Лихорадка, охватившая Юлиуса в период работы над книгой о Б. Немцовой, не проходила. Его уже захватила новая идея, которая казалась ему удачной, правильной и, главное, созвучной времени и обстановке в стране. Ради этого можно опять отложить в сторону первые четыре главы романа «Поколение до Петра». Фучик начинает работать над этюдом о Кареле Сабине. Этот писатель не был для него тем, кому обычно говорят «его» автор, то есть писатель, к работам которого постоянно возвращаются и каждый раз в них находят что-то новое для души, для размышлений. Еще летом 1938 года в букинистическом магазине ему попала в руки книга «Театр и драма в Чехии до начала XIX века». В толстом кожаном переплете с золотыми звездочками книга Карела Сабины на немецком языке была под псевдонимом «Лео Бласс». Долго никто не знал, кто скрывается под псевдонимом. Юлиус считал это произведение весьма значительным, даже единственным в своем роде, собирался перевести его, но как-то все не доходили руки. Уезжая в Хотимерж, он взял книгу с собой, но и здесь она пролежала почти целый год. И вот Густа приступила к переводу, а Юлиус собирался дополнить книгу обстоятельными примечаниями и вступительной статьей.
Его заинтересовал Сабина — крупная и в то же время трагическая фигура чешской культуры и политики XIX века. Поэт и романист, литературный критик, друг и восторженный поклонник Махи, участник пражского восстания 1848 года, один из идейных вождей радикально-демократической партии, автор книги «Духовный коммунизм».
За участие в восстании он был приговорен к смертной казни. Позднее она была заменена многолетним тюремным заключением. Восемь лет он провел в Градчанской тюрьме и Оломоуцкой крепости и в мае 1857 года был амнистирован и выпущен на свободу. Он снова в Праге, но теперь за каждым его шагом следит полиция, ему запрещена любая литературная и общественная деятельность.
Он чувствовал полное одиночество и изолированность, подвергнутый всем ударам судьбы и настоящей тирании кредиторов. А у него жена и двое детей. Но судьба, казалось, улыбнулась ему, и он снова начал печататься.
30 июля 1872 года на квартире пражского адвоката Яна Кучеры десять друзей, соратников Сабины (среди них Ян Неруда, Витезслав Галек, Йозеф Барак), предъявили ему тягчайшее обвинение в предательстве — тайный полицейский рапорт, относящийся к 1861 году, подписанный именем Роман. Сабина клялся, что это его один-единственный рапорт, старый, совершенный с горя и уже забытый им грешок, после которого с ним ничего подобного никогда не случалось.
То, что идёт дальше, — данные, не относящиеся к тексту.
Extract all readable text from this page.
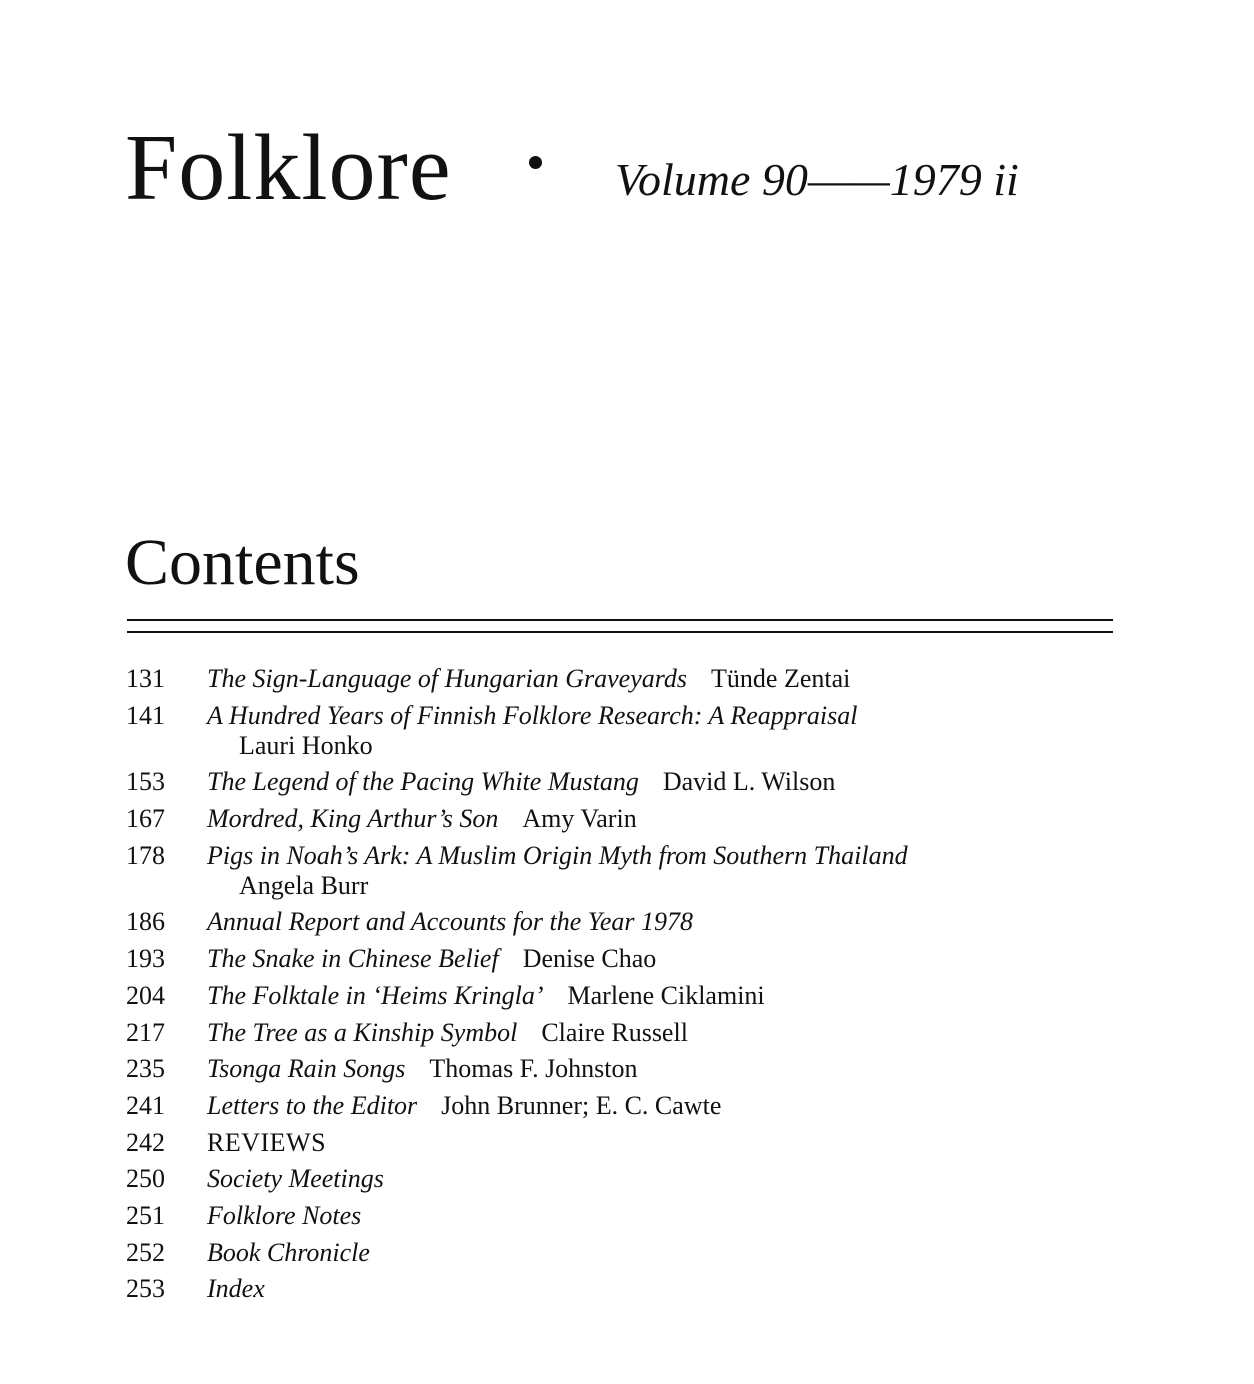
Folklore	Volume 90——1979 ii
Contents
131	The Sign-Language of Hungarian Graveyards Tünde Zentai
141	A Hundred Years of Finnish Folklore Research: A Reappraisal
Lauri Honko
153	The Legend of the Pacing White Mustang David L. Wilson
167	Mordred, King Arthur’s Son Amy Varin
178	Pigs in Noah’s Ark: A Muslim Origin Myth from Southern Thailand
Angela Burr
186	Annual Report and Accounts for the Year 1978
193	The Snake in Chinese Belief Denise Chao
204	The Folktale in ‘Heims Kringla’ Marlene Ciklamini
217	The Tree as a Kinship Symbol Claire Russell
235	Tsonga Rain Songs Thomas F. Johnston
241	Letters to the Editor John Brunner; E. C. Cawte
242	REVIEWS
250	Society Meetings
251	Folklore Notes
252	Book Chronicle
253	Index
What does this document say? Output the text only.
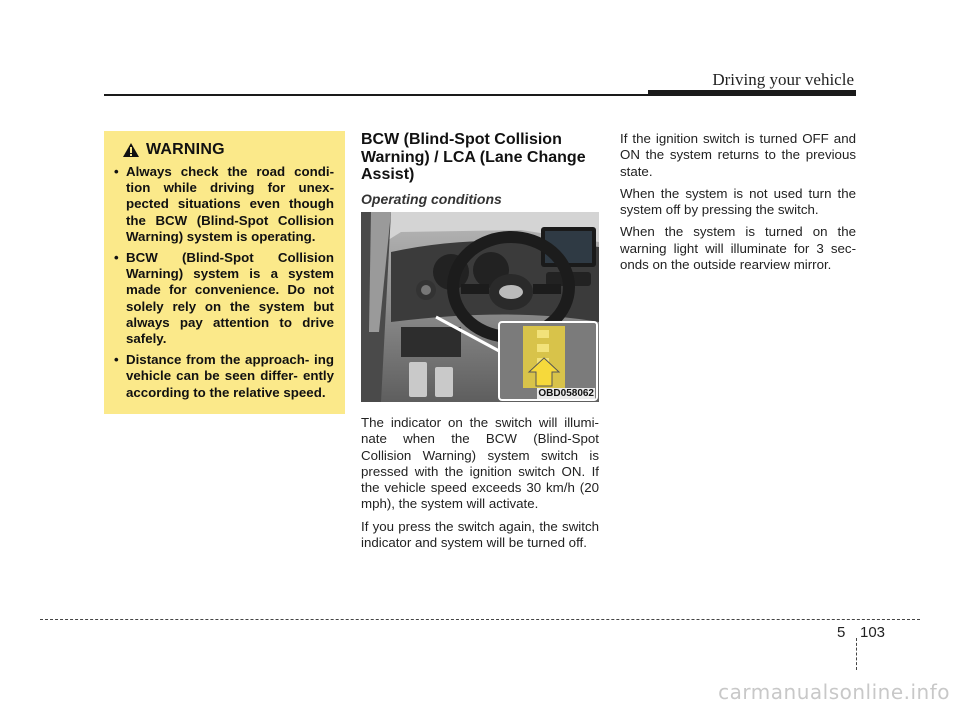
Driving your vehicle
WARNING
• Always check the road condi- tion while driving for unex- pected situations even though the BCW (Blind-Spot Collision Warning) system is operating.
• BCW (Blind-Spot Collision Warning) system is a system made for convenience. Do not solely rely on the system but always pay attention to drive safely.
• Distance from the approach- ing vehicle can be seen differ- ently according to the relative speed.
BCW (Blind-Spot Collision Warning) / LCA (Lane Change Assist)
Operating conditions
OBD058062

The indicator on the switch will illumi- nate when the BCW (Blind-Spot Collision Warning) system switch is pressed with the ignition switch ON. If the vehicle speed exceeds 30 km/h (20 mph), the system will activate.

If you press the switch again, the switch indicator and system will be turned off.

If the ignition switch is turned OFF and ON the system returns to the previous state.

When the system is not used turn the system off by pressing the switch.

When the system is turned on the warning light will illuminate for 3 sec- onds on the outside rearview mirror.

5 103
carmanualsonline.info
Приговор был единодушным: если Сабина не хочет быть публично разоблаченным, он должен навсегда покинуть родину. В случае же отказа он будет публично разоблачен как полицейский доносчик. Он избрал пожизненное изгнание. Однако уже на третий день своего пребывания в Дрездене, куда он направился из Праги, он узнал из немецких газет, что публично объявлен на родине изменником народа и что против него ведется бурная кампания в печати.